I always give subjects an opportunity to make free-text comments about the NLG system and the texts it generates. If a subject sees a small number of texts, we can ask for free-text comments on each generated task. However, if the subject sees dozens of generated texts, it may be better to ask for a single overall comment on the NLG system as a whole.
Finally, from an ethical perspective it is of course essential to get approval from an ethics committee if this is required in your country. In particular, if an NLG system is not currently being operationally used (either because it is completely new or because it is a variant of an existing system), then we may need to demonstrate that using the NLG system cannot harm subjects. For example, we evaluated Babytalk BT-Nurse by installing it in a hospital ward, asking nurses to use it, and soliciting ratings. In order to get ethical approval, we had a research nurse check each BT-Nurse text before the duty nurse saw it, to ensure that the text could not harm patient care. The research nurse did not in fact reject any BT-Nurses texts as potentially harmful, but having the nurse do this check was essential from an ethical approval perspective.

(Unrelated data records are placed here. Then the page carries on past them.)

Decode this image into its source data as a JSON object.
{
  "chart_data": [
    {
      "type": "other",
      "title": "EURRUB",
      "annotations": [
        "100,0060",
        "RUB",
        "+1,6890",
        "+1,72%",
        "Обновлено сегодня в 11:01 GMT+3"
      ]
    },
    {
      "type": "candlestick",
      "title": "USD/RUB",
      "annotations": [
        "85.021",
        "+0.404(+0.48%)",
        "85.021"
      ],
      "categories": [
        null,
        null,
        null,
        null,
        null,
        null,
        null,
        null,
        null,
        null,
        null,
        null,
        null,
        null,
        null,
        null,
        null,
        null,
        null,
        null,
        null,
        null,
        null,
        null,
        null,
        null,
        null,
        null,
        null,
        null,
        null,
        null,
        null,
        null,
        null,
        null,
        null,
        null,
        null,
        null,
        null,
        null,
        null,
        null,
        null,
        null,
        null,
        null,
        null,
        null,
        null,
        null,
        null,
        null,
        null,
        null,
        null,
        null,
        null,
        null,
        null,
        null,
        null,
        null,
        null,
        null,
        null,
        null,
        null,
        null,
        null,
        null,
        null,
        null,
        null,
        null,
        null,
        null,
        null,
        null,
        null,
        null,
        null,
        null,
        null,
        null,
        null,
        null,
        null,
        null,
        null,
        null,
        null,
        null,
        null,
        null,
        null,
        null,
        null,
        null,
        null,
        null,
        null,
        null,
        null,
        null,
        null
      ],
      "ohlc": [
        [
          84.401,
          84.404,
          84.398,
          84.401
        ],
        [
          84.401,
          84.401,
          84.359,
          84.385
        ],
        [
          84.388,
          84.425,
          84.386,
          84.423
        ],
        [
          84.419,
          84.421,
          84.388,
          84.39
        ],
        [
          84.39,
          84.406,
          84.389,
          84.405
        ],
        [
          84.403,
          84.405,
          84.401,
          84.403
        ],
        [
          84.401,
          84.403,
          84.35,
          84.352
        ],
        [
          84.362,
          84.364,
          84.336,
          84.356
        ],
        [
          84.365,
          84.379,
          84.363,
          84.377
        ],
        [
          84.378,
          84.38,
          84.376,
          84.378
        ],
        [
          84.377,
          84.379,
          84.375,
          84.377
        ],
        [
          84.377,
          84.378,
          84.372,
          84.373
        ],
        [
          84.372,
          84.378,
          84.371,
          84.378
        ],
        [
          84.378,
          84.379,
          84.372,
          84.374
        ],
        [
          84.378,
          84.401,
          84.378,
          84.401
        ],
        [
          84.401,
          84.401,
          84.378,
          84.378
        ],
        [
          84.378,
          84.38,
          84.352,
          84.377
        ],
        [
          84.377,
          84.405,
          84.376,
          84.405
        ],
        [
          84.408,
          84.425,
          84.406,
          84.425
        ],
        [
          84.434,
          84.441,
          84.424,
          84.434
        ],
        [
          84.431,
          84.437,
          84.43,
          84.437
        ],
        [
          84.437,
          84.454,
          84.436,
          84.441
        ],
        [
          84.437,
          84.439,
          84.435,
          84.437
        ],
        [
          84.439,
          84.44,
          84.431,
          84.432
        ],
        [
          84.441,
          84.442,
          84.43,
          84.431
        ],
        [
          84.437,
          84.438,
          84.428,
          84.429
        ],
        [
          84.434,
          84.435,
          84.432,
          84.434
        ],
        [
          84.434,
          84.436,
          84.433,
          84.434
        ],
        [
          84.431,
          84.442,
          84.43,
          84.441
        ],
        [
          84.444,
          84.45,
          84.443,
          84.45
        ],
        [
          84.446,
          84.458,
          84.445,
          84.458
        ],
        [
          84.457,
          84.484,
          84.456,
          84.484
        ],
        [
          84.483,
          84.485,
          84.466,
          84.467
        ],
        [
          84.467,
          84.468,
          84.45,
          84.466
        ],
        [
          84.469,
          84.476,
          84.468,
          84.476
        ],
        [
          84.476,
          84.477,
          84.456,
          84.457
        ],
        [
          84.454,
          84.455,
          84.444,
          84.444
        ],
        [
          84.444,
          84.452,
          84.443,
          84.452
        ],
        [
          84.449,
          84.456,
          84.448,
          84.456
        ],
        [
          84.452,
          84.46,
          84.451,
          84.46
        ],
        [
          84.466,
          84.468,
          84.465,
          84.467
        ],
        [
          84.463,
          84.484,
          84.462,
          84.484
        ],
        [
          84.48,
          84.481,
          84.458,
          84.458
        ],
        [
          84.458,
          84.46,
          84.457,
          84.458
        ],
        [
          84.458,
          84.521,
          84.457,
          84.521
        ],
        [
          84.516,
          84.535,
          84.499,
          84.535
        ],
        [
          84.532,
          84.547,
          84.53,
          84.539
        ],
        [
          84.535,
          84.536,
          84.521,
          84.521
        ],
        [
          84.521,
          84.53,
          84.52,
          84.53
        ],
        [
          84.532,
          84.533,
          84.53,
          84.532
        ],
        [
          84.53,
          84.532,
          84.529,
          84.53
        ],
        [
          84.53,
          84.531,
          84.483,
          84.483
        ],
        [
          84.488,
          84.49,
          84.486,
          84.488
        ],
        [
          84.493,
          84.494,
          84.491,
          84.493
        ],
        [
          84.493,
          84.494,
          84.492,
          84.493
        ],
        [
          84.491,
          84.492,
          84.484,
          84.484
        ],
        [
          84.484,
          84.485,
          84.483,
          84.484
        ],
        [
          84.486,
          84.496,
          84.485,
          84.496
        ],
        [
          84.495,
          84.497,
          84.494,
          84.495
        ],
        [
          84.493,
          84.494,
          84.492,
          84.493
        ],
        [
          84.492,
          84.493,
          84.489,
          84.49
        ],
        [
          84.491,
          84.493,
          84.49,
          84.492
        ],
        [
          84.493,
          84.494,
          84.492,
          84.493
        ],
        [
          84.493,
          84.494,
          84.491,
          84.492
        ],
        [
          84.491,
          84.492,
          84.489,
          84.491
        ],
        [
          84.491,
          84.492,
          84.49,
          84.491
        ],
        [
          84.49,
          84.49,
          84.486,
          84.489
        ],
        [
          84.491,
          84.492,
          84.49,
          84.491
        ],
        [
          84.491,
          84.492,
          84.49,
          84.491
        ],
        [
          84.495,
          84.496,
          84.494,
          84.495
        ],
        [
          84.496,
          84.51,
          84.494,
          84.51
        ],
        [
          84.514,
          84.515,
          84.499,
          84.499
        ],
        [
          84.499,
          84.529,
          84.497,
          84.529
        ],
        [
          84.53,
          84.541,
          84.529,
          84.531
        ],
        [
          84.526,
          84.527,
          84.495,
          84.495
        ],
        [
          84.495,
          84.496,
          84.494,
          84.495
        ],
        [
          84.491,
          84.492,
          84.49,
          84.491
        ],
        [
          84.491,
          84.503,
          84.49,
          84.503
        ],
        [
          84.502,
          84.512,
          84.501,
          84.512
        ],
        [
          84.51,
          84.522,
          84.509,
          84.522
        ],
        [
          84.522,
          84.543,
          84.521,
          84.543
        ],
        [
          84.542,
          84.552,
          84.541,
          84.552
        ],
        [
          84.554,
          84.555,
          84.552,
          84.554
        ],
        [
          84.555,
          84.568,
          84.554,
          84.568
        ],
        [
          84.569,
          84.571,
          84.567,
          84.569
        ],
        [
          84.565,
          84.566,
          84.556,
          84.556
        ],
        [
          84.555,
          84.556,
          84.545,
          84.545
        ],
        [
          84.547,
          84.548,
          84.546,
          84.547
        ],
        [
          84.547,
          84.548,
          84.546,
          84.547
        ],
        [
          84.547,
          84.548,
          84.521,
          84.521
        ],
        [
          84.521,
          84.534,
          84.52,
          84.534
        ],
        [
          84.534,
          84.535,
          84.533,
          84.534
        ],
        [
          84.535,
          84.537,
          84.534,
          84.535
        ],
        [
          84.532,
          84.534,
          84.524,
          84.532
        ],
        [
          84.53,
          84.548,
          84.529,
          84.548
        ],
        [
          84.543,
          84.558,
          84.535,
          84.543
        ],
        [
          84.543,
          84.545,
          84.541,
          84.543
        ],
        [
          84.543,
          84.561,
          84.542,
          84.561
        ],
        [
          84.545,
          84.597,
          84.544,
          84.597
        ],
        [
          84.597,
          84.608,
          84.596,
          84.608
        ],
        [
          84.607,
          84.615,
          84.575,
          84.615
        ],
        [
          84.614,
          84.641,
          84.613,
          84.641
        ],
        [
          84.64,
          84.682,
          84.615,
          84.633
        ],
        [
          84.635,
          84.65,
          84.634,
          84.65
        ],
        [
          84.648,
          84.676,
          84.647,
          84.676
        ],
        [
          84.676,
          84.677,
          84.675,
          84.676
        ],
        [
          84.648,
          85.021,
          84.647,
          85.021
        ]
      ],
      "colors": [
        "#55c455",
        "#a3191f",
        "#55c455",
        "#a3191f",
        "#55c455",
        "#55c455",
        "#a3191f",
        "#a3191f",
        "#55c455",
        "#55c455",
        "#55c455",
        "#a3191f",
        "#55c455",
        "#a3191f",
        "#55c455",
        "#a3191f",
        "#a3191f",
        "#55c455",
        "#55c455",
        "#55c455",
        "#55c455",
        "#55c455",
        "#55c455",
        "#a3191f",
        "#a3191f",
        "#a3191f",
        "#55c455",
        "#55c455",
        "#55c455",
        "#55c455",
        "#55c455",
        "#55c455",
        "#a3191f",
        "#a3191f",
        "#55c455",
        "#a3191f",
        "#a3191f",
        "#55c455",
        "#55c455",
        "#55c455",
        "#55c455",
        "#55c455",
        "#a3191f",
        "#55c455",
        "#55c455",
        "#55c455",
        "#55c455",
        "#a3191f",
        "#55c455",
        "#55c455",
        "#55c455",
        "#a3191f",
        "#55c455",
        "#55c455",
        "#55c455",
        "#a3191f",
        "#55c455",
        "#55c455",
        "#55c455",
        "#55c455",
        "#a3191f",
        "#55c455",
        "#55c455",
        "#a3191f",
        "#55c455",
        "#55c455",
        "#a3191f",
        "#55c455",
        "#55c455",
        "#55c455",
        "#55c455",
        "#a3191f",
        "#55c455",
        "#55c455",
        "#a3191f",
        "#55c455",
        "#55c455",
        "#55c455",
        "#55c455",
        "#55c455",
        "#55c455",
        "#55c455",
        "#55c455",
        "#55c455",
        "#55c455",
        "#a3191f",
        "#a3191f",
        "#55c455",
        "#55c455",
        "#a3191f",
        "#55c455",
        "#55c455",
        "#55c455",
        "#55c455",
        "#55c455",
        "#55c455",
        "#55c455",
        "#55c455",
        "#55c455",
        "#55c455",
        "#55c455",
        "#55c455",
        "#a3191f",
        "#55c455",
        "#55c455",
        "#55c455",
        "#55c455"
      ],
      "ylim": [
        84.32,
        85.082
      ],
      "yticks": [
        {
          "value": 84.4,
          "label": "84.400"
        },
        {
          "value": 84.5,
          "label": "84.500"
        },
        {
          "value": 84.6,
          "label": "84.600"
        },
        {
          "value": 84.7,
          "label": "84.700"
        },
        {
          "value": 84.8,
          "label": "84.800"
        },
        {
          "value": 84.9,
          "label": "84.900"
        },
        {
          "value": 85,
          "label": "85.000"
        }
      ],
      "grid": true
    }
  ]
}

Sometimes similar constraints arise in a commercial context. For example, if a client commisions an NLG system and wishes to evaluate it using real-world ratings, the client may insist on safeguards to ensure that the NLG system does not do something which could damage its reputation (eg, use profanity in texts intended for children).
If a single system is being evaluated (ie, there are no alternative versions or A/B testing). then the most common practice is simply to report the raw questionnaire results (eg, how many subjects selected “Agree” on the Likert scale for helpfulness), together with a simple statistical analysis (eg with chi-squared) to show that the differences are significant. Sometimes it is useful to present subgroup analyses, for example looking at scores for domain experts vs novices.
Often the most interesting information is the free-text comments by users, since users often describe how they use a specific text in the context of a specific task; many users also describe software bugs they encountered and give suggestions for improving the system. Free-text comments are especially useful for improving a system, because they list specific bugs and enhancement requests. In the BT-Nurse study, we annotated free-text comments by type, which showed that there were many more comments about content than about language; again this kind of information is often useful for developers.
If the study compared multiple systems (eg, A/B test), then the analysis is similar to what I described in How to do an NLG Evaluation: Human Ratings in Artificial Context.